Wasn't that a Steve Martin line? But it turns out to be true. Since winter I have dropped about 5 or 6 pounds. With a major pilgrimage/hike planned for next month, it could go even lower. For a guy who weighed 240 at 17 and now weighs just over 180, getting small is fine.
But I am getting smaller in other ways, not so welcome ways.
- Twenty years ago I could squat 390 pounds. Last December I was leg pressing (something not as difficult as squatting) that same weight when a twinge in my inner right thigh told me something wasn't right. I am still twinging most of a year later, and pressing only 100 pounds. My dream of bodybuilding glory is clearly over.
- A manuscript I took three years to write - and failed to intrigue the publishers I queried - deserves a re-write. But now, a year after trying, I am not sure it is worth that effort. I am not even sure I want to read it again. And the one I am working on now that seemed promising a few days ago, well, I recorded some portions of it for pod casting and realized when I was done that it too needs major work and I wonder if it is even worth it. My hope to be a respected author may be extravagant.

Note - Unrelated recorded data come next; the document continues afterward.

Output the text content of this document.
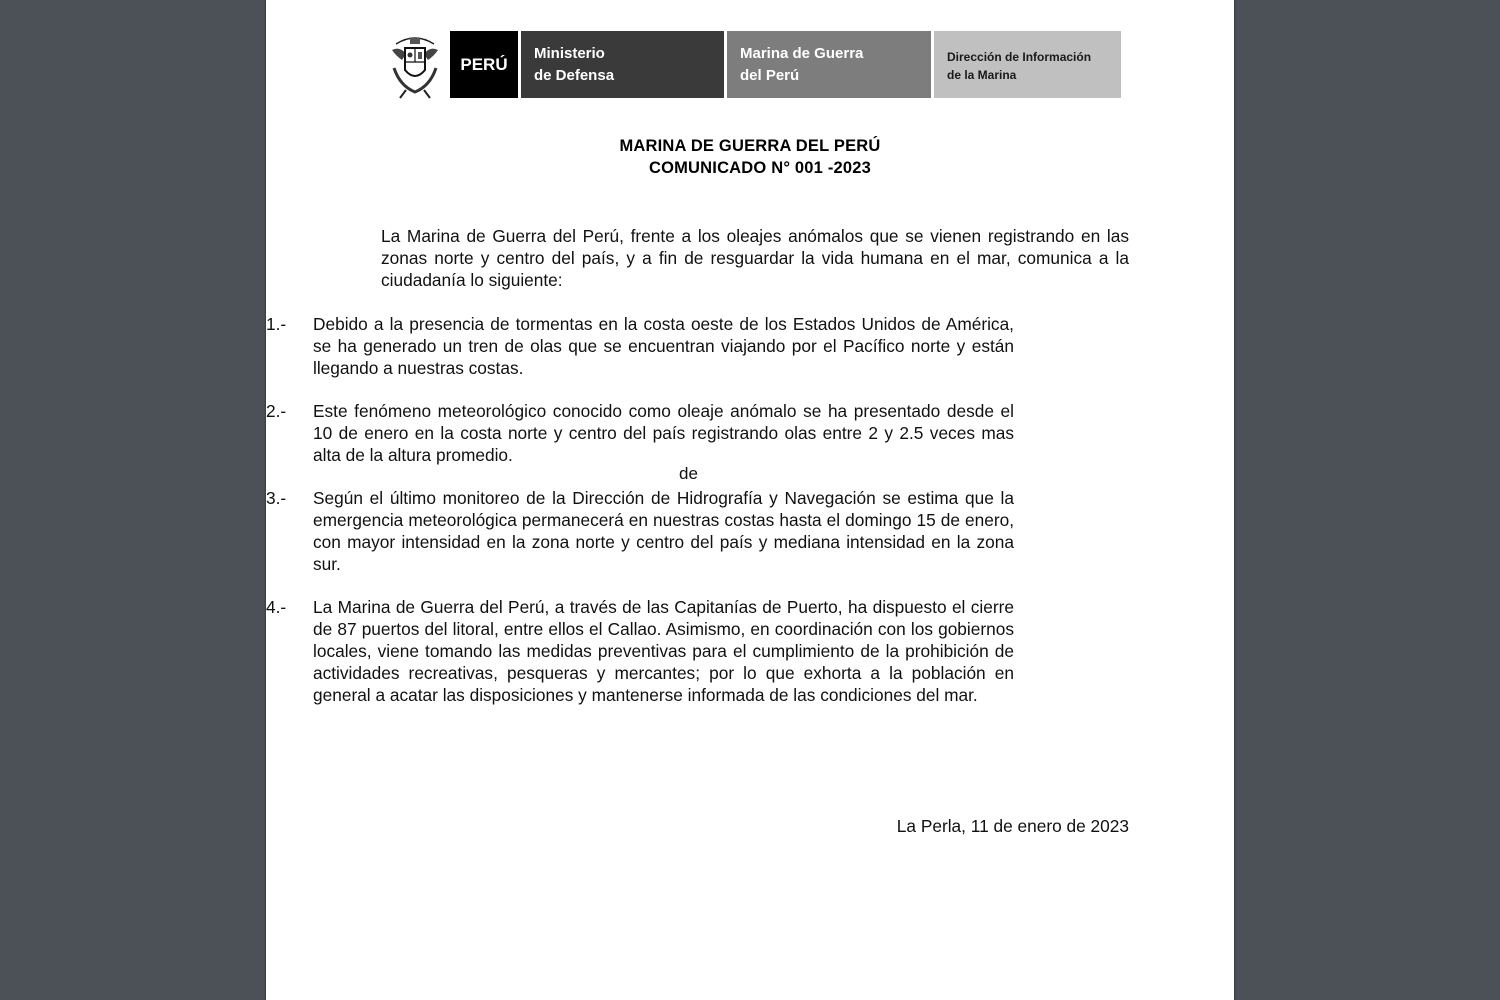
PERÚ
Ministerio
de Defensa
Marina de Guerra
del Perú
Dirección de Información
de la Marina
MARINA DE GUERRA DEL PERÚ
COMUNICADO N° 001 -2023
La Marina de Guerra del Perú, frente a los oleajes anómalos que se vienen registrando en las zonas norte y centro del país, y a fin de resguardar la vida humana en el mar, comunica a la ciudadanía lo siguiente:
1.- Debido a la presencia de tormentas en la costa oeste de los Estados Unidos de América, se ha generado un tren de olas que se encuentran viajando por el Pacífico norte y están llegando a nuestras costas.
2.- Este fenómeno meteorológico conocido como oleaje anómalo se ha presentado desde el 10 de enero en la costa norte y centro del país registrando olas entre 2 y 2.5 veces mas alta de la altura promedio.
3.- Según el último monitoreo de la Dirección de Hidrografía y Navegación se estima que la emergencia meteorológica permanecerá en nuestras costas hasta el domingo 15 de enero, con mayor intensidad en la zona norte y centro del país y mediana intensidad en la zona sur.
4.- La Marina de Guerra del Perú, a través de las Capitanías de Puerto, ha dispuesto el cierre de 87 puertos del litoral, entre ellos el Callao. Asimismo, en coordinación con los gobiernos locales, viene tomando las medidas preventivas para el cumplimiento de la prohibición de actividades recreativas, pesqueras y mercantes; por lo que exhorta a la población en general a acatar las disposiciones y mantenerse informada de las condiciones del mar.
de
La Perla, 11 de enero de 2023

- Once, I hoped to make a mark by building a new church building for the burgeoning congregation I led. In my thirty plus years years of clergy life I have built nothing either physical or organizational. Fantasies of clergy fame and honor are failing fast.
If our dreams are what we imagine about ourselves, then no wonder I feel smaller. But must I feel bad? If losing weight feels good, and seeing my children grow up and move out (yielding a smaller household) feels good, then must the falling away of dreams feel bad?
Dreams are not made of stone. They can change, as I have changed, and even get smaller and still be dreams worth dreaming. I am working on composing something. When I was in college that was my dream, to be a symphonic composer. Gave up on that one early when I realized what kind of talent that required, but recently some words I love started to feel musical. Is this a new dream? Not sure. I am going to hike Hadrian's Wall next month, a fantasy of mine for years. Not fame or fortune, but something hoped for.
I am feeling a little sadness right now not because the new dreams are small but because they have not yet formed though the old ones are clearly vanishing. One might say that this is when one's faith is tested, because at the moment there is no-thing I have faith in. It is hope without a particular outcome. Talk about small. But as I too am shrinking, this is probably OK.